His hand was fumbling on my shirt, groping at the buttons. His body was tight against mine, heavy enough to press me painfully against the shelves in back.
And it was the little things that added eerie reality to the moment, the soft crinkling of fallen paper as it was walked on, the waxy odor of crayons, which had always meant warm, sunny classrooms and children’s laughter to me before, but never again. Sweat had run down along my body and through my shirt. I felt a piece of newsprint stick to me as I managed to move a little to relieve the pressure on my backbone.
Thank God for small buttons. He could not get them undone in the blackness and I kept wriggling beneath his fingers to make sure he wouldn’t. Yet I moved slowly because I was afraid to upset him too much.
Then came the unaccountably loud sound of his fly being unzipped.
‘Kevin, stop it!’
‘I’m a man now, Momma. I’m gonna show you I’m a man.’
‘Kevin!’
We fumbled violently in the dark for a few moments, him pressing closer, me wiggling first this way and then that. He had not managed to breach any of my clothes yet, and I was grateful for tough old Levi’s and a sturdy bra beneath my shirt.
‘I’m gonnna show you, Momma,’ he whispered.
‘I’m not your momma, Kevin.’
‘Shut up. You bitch. Shut up, you.’
Silence. The stink of fear was nauseating me. It smelled like jasmine or orange blossoms, only far too sweet, and under it was a musky odor, like fox.
‘Let me go, Kevin. I’m not your momma. It’s just me. I’m Torey. I’m not your momma.’
‘Shut up, bitch.’ His hand came up under my chin. ‘I’m gonna make you hurt. I’m gonna make you know what hurt is.’
‘You don’t want to hurt me, Kevin,’ I said. His body was against me; I could hear his breathing near my left ear. I could feel the rock-hard warmth of his penis against my left side.
‘It’s me, Kevin. Me. No one else. You don’t want to hurt me.’
‘I said shut up. Now shut up! I mean it. Shut up!’ He forced himself against me, pinning me into the corner of the shelves. I could hear him though; I could hear his breathing. He was growing upset.

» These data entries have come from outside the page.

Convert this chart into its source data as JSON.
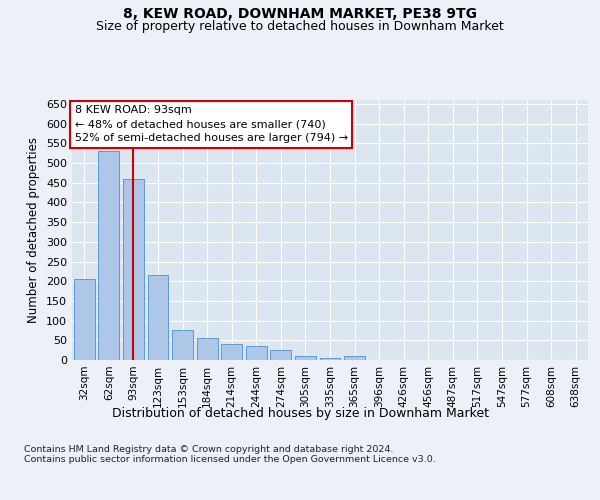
{
  "title": "8, KEW ROAD, DOWNHAM MARKET, PE38 9TG",
  "subtitle": "Size of property relative to detached houses in Downham Market",
  "xlabel": "Distribution of detached houses by size in Downham Market",
  "ylabel": "Number of detached properties",
  "categories": [
    "32sqm",
    "62sqm",
    "93sqm",
    "123sqm",
    "153sqm",
    "184sqm",
    "214sqm",
    "244sqm",
    "274sqm",
    "305sqm",
    "335sqm",
    "365sqm",
    "396sqm",
    "426sqm",
    "456sqm",
    "487sqm",
    "517sqm",
    "547sqm",
    "577sqm",
    "608sqm",
    "638sqm"
  ],
  "values": [
    205,
    530,
    460,
    215,
    75,
    55,
    40,
    35,
    25,
    10,
    5,
    10,
    1,
    0,
    0,
    1,
    0,
    0,
    1,
    0,
    1
  ],
  "bar_color": "#aec6e8",
  "bar_edgecolor": "#5b9bd5",
  "highlight_index": 2,
  "highlight_line_color": "#cc0000",
  "annotation_line1": "8 KEW ROAD: 93sqm",
  "annotation_line2": "← 48% of detached houses are smaller (740)",
  "annotation_line3": "52% of semi-detached houses are larger (794) →",
  "annotation_box_edgecolor": "#cc0000",
  "fig_background_color": "#edf1f7",
  "plot_background": "#dce6f0",
  "footer_text": "Contains HM Land Registry data © Crown copyright and database right 2024.\nContains public sector information licensed under the Open Government Licence v3.0.",
  "ylim": [
    0,
    660
  ],
  "yticks": [
    0,
    50,
    100,
    150,
    200,
    250,
    300,
    350,
    400,
    450,
    500,
    550,
    600,
    650
  ],
  "title_fontsize": 10,
  "subtitle_fontsize": 9,
  "xlabel_fontsize": 9,
  "ylabel_fontsize": 8.5
}
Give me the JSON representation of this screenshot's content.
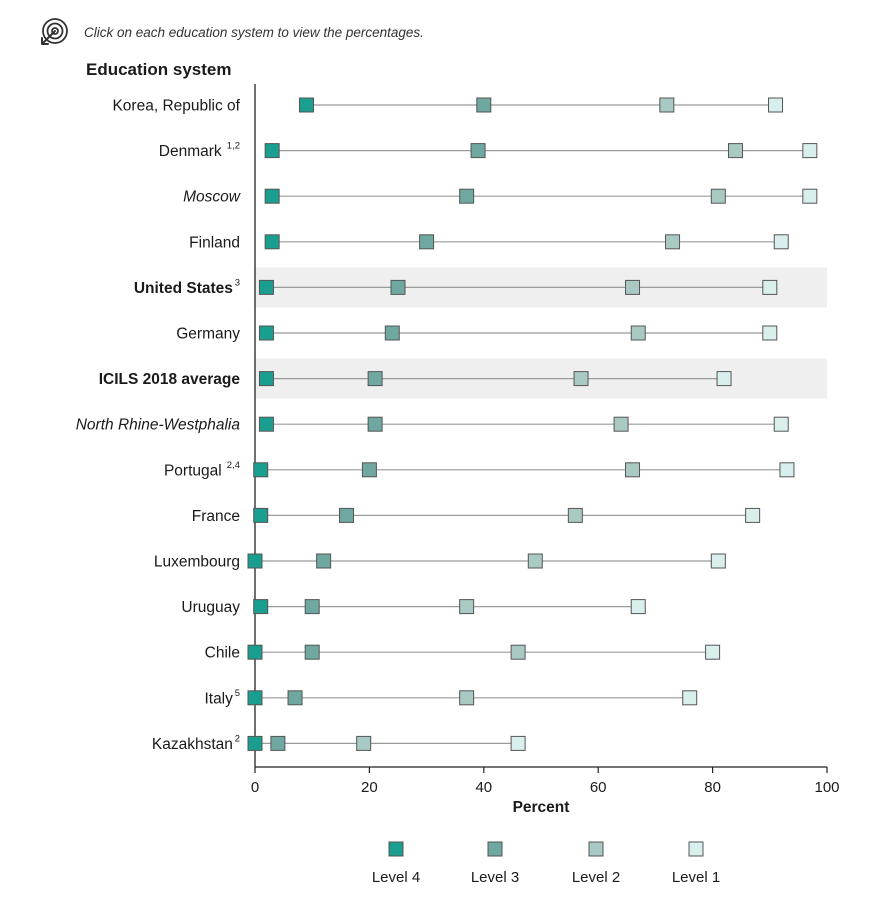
{
  "instruction": "Click on each education system to view the percentages.",
  "icons": {
    "instruction": "click-target-icon"
  },
  "colors": {
    "level4": "#1a9e90",
    "level3": "#6ea8a0",
    "level2": "#a9c9c5",
    "level1": "#d8efed",
    "highlight": "#efefef",
    "connector": "#9a9a9a"
  },
  "chart_data": {
    "type": "dot",
    "y_axis_title": "Education system",
    "xlabel": "Percent",
    "xlim": [
      0,
      100
    ],
    "xticks": [
      0,
      20,
      40,
      60,
      80,
      100
    ],
    "legend_placement": "bottom",
    "series": [
      {
        "name": "Level 4",
        "key": "level4"
      },
      {
        "name": "Level 3",
        "key": "level3"
      },
      {
        "name": "Level 2",
        "key": "level2"
      },
      {
        "name": "Level 1",
        "key": "level1"
      }
    ],
    "rows": [
      {
        "label": "Korea, Republic of",
        "note": "",
        "style": "normal",
        "highlight": false,
        "level4": 9,
        "level3": 40,
        "level2": 72,
        "level1": 91
      },
      {
        "label": "Denmark",
        "note": "1,2",
        "style": "normal",
        "highlight": false,
        "level4": 3,
        "level3": 39,
        "level2": 84,
        "level1": 97
      },
      {
        "label": "Moscow",
        "note": "",
        "style": "italic",
        "highlight": false,
        "level4": 3,
        "level3": 37,
        "level2": 81,
        "level1": 97
      },
      {
        "label": "Finland",
        "note": "",
        "style": "normal",
        "highlight": false,
        "level4": 3,
        "level3": 30,
        "level2": 73,
        "level1": 92
      },
      {
        "label": "United States",
        "note": "3",
        "style": "bold",
        "highlight": true,
        "level4": 2,
        "level3": 25,
        "level2": 66,
        "level1": 90
      },
      {
        "label": "Germany",
        "note": "",
        "style": "normal",
        "highlight": false,
        "level4": 2,
        "level3": 24,
        "level2": 67,
        "level1": 90
      },
      {
        "label": "ICILS 2018 average",
        "note": "",
        "style": "bold",
        "highlight": true,
        "level4": 2,
        "level3": 21,
        "level2": 57,
        "level1": 82
      },
      {
        "label": "North Rhine-Westphalia",
        "note": "",
        "style": "italic",
        "highlight": false,
        "level4": 2,
        "level3": 21,
        "level2": 64,
        "level1": 92
      },
      {
        "label": "Portugal",
        "note": "2,4",
        "style": "normal",
        "highlight": false,
        "level4": 1,
        "level3": 20,
        "level2": 66,
        "level1": 93
      },
      {
        "label": "France",
        "note": "",
        "style": "normal",
        "highlight": false,
        "level4": 1,
        "level3": 16,
        "level2": 56,
        "level1": 87
      },
      {
        "label": "Luxembourg",
        "note": "",
        "style": "normal",
        "highlight": false,
        "level4": 0,
        "level3": 12,
        "level2": 49,
        "level1": 81
      },
      {
        "label": "Uruguay",
        "note": "",
        "style": "normal",
        "highlight": false,
        "level4": 1,
        "level3": 10,
        "level2": 37,
        "level1": 67
      },
      {
        "label": "Chile",
        "note": "",
        "style": "normal",
        "highlight": false,
        "level4": 0,
        "level3": 10,
        "level2": 46,
        "level1": 80
      },
      {
        "label": "Italy",
        "note": "5",
        "style": "normal",
        "highlight": false,
        "level4": 0,
        "level3": 7,
        "level2": 37,
        "level1": 76
      },
      {
        "label": "Kazakhstan",
        "note": "2",
        "style": "normal",
        "highlight": false,
        "level4": 0,
        "level3": 4,
        "level2": 19,
        "level1": 46
      }
    ]
  }
}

‘Zip up your pants, Kevin. Zip them up and turn the lights on and let’s get out of here.’
‘I hate you! You bitch. You bitch, bitch, bitch, bitch, bitch! I hate you, I hate you, I hate you. I hate you so much.’ He was almost sobbing, his voice almost incoherent.
‘I’m not your momma, Kevin. I’m not her.’

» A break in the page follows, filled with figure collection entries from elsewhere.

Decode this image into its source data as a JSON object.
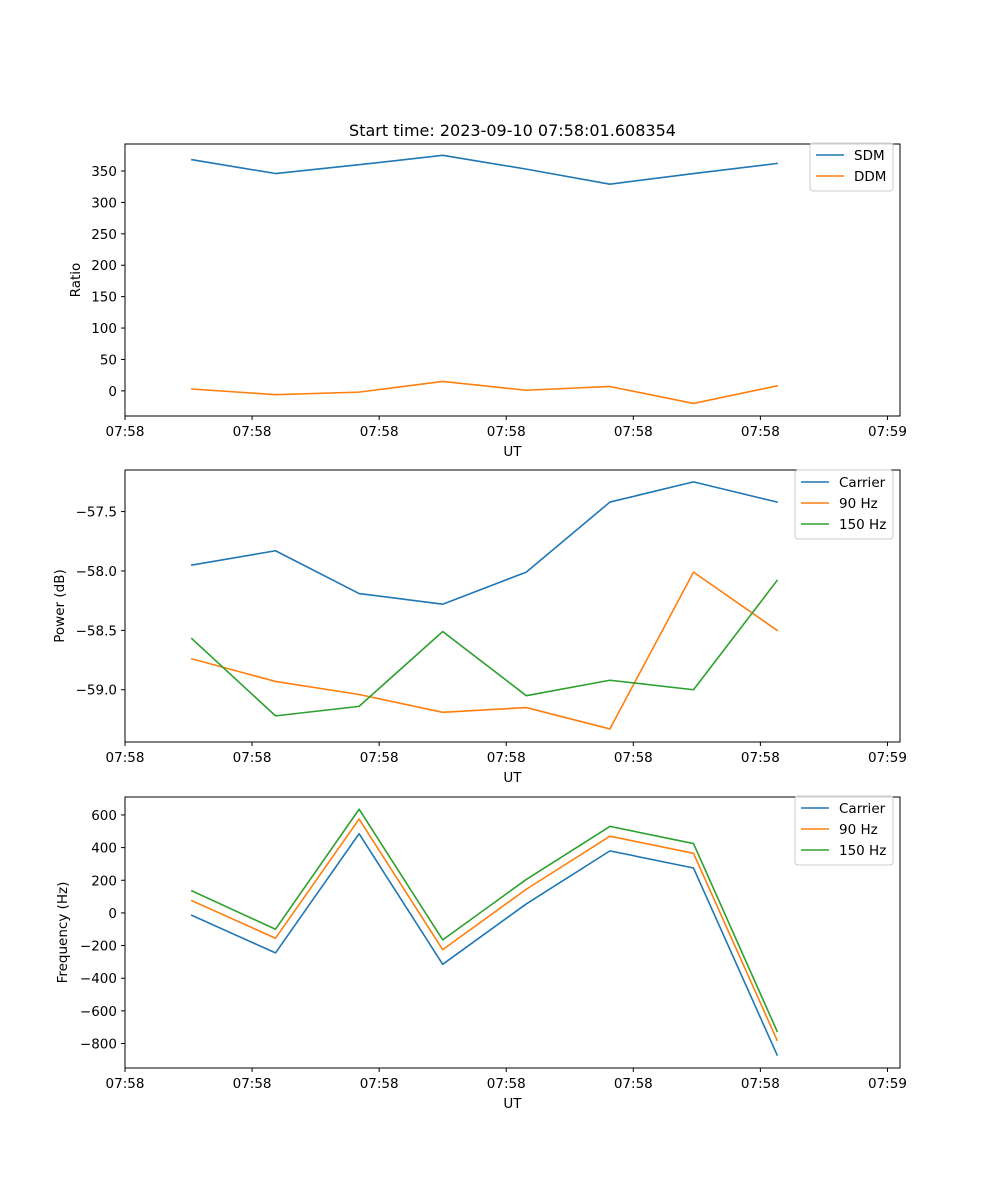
{
  "figure": {
    "title": "Start time: 2023-09-10 07:58:01.608354"
  },
  "colors": {
    "blue": "#1f77b4",
    "orange": "#ff7f0e",
    "green": "#2ca02c"
  },
  "chart_data": [
    {
      "type": "line",
      "title": "Start time: 2023-09-10 07:58:01.608354",
      "xlabel": "UT",
      "ylabel": "Ratio",
      "x_tick_labels": [
        "07:58",
        "07:58",
        "07:58",
        "07:58",
        "07:58",
        "07:58",
        "07:59"
      ],
      "y_ticks": [
        0,
        50,
        100,
        150,
        200,
        250,
        300,
        350
      ],
      "y_tick_labels": [
        "0",
        "50",
        "100",
        "150",
        "200",
        "250",
        "300",
        "350"
      ],
      "ylim": [
        -40,
        393
      ],
      "x": [
        1,
        2,
        3,
        4,
        5,
        6,
        7,
        8
      ],
      "xlim": [
        0.2,
        9.47
      ],
      "x_ticks": [
        0.2,
        1.72,
        3.24,
        4.76,
        6.28,
        7.8,
        9.32
      ],
      "legend": "top-right",
      "grid": false,
      "series": [
        {
          "name": "SDM",
          "color": "#1f77b4",
          "values": [
            368,
            346,
            360,
            375,
            353,
            329,
            346,
            362
          ]
        },
        {
          "name": "DDM",
          "color": "#ff7f0e",
          "values": [
            3,
            -6,
            -2,
            15,
            1,
            7,
            -20,
            8
          ]
        }
      ]
    },
    {
      "type": "line",
      "xlabel": "UT",
      "ylabel": "Power (dB)",
      "x_tick_labels": [
        "07:58",
        "07:58",
        "07:58",
        "07:58",
        "07:58",
        "07:58",
        "07:59"
      ],
      "y_ticks": [
        -59.0,
        -58.5,
        -58.0,
        -57.5
      ],
      "y_tick_labels": [
        "−59.0",
        "−58.5",
        "−58.0",
        "−57.5"
      ],
      "ylim": [
        -59.44,
        -57.15
      ],
      "x": [
        1,
        2,
        3,
        4,
        5,
        6,
        7,
        8
      ],
      "xlim": [
        0.2,
        9.47
      ],
      "x_ticks": [
        0.2,
        1.72,
        3.24,
        4.76,
        6.28,
        7.8,
        9.32
      ],
      "legend": "top-right",
      "grid": false,
      "series": [
        {
          "name": "Carrier",
          "color": "#1f77b4",
          "values": [
            -57.95,
            -57.83,
            -58.19,
            -58.28,
            -58.01,
            -57.42,
            -57.25,
            -57.42
          ]
        },
        {
          "name": "90 Hz",
          "color": "#ff7f0e",
          "values": [
            -58.74,
            -58.93,
            -59.04,
            -59.19,
            -59.15,
            -59.33,
            -58.01,
            -58.5
          ]
        },
        {
          "name": "150 Hz",
          "color": "#2ca02c",
          "values": [
            -58.57,
            -59.22,
            -59.14,
            -58.51,
            -59.05,
            -58.92,
            -59.0,
            -58.08
          ]
        }
      ]
    },
    {
      "type": "line",
      "xlabel": "UT",
      "ylabel": "Frequency (Hz)",
      "x_tick_labels": [
        "07:58",
        "07:58",
        "07:58",
        "07:58",
        "07:58",
        "07:58",
        "07:59"
      ],
      "y_ticks": [
        -800,
        -600,
        -400,
        -200,
        0,
        200,
        400,
        600
      ],
      "y_tick_labels": [
        "−800",
        "−600",
        "−400",
        "−200",
        "0",
        "200",
        "400",
        "600"
      ],
      "ylim": [
        -950,
        710
      ],
      "x": [
        1,
        2,
        3,
        4,
        5,
        6,
        7,
        8
      ],
      "xlim": [
        0.2,
        9.47
      ],
      "x_ticks": [
        0.2,
        1.72,
        3.24,
        4.76,
        6.28,
        7.8,
        9.32
      ],
      "legend": "top-right",
      "grid": false,
      "series": [
        {
          "name": "Carrier",
          "color": "#1f77b4",
          "values": [
            -15,
            -245,
            485,
            -315,
            55,
            380,
            275,
            -870
          ]
        },
        {
          "name": "90 Hz",
          "color": "#ff7f0e",
          "values": [
            75,
            -155,
            575,
            -225,
            145,
            470,
            365,
            -780
          ]
        },
        {
          "name": "150 Hz",
          "color": "#2ca02c",
          "values": [
            135,
            -100,
            635,
            -165,
            205,
            530,
            425,
            -725
          ]
        }
      ]
    }
  ]
}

‘Shut up!’ He swung at me to shut me up. In the close space he could not help but hit me fully, and because I had not known it was coming, I hadn’t ducked. He hit me squarely on the side of my head. My ears rang.
I hit him back. Immediately. It won me enough space to reach the light switch. I turned it on and what had been a small eternal night dissolved into forty-watt brightness.
I had hit Kevin hard. He’d sunk to the floor with his arms over his face. There was blood, although I wasn’t sure if it was his or mine. He was crying, either from pain or misery or both. I stood a moment, my hand still over the switch, and watched him. I had to admit, I wasn’t feeling very sorry for him.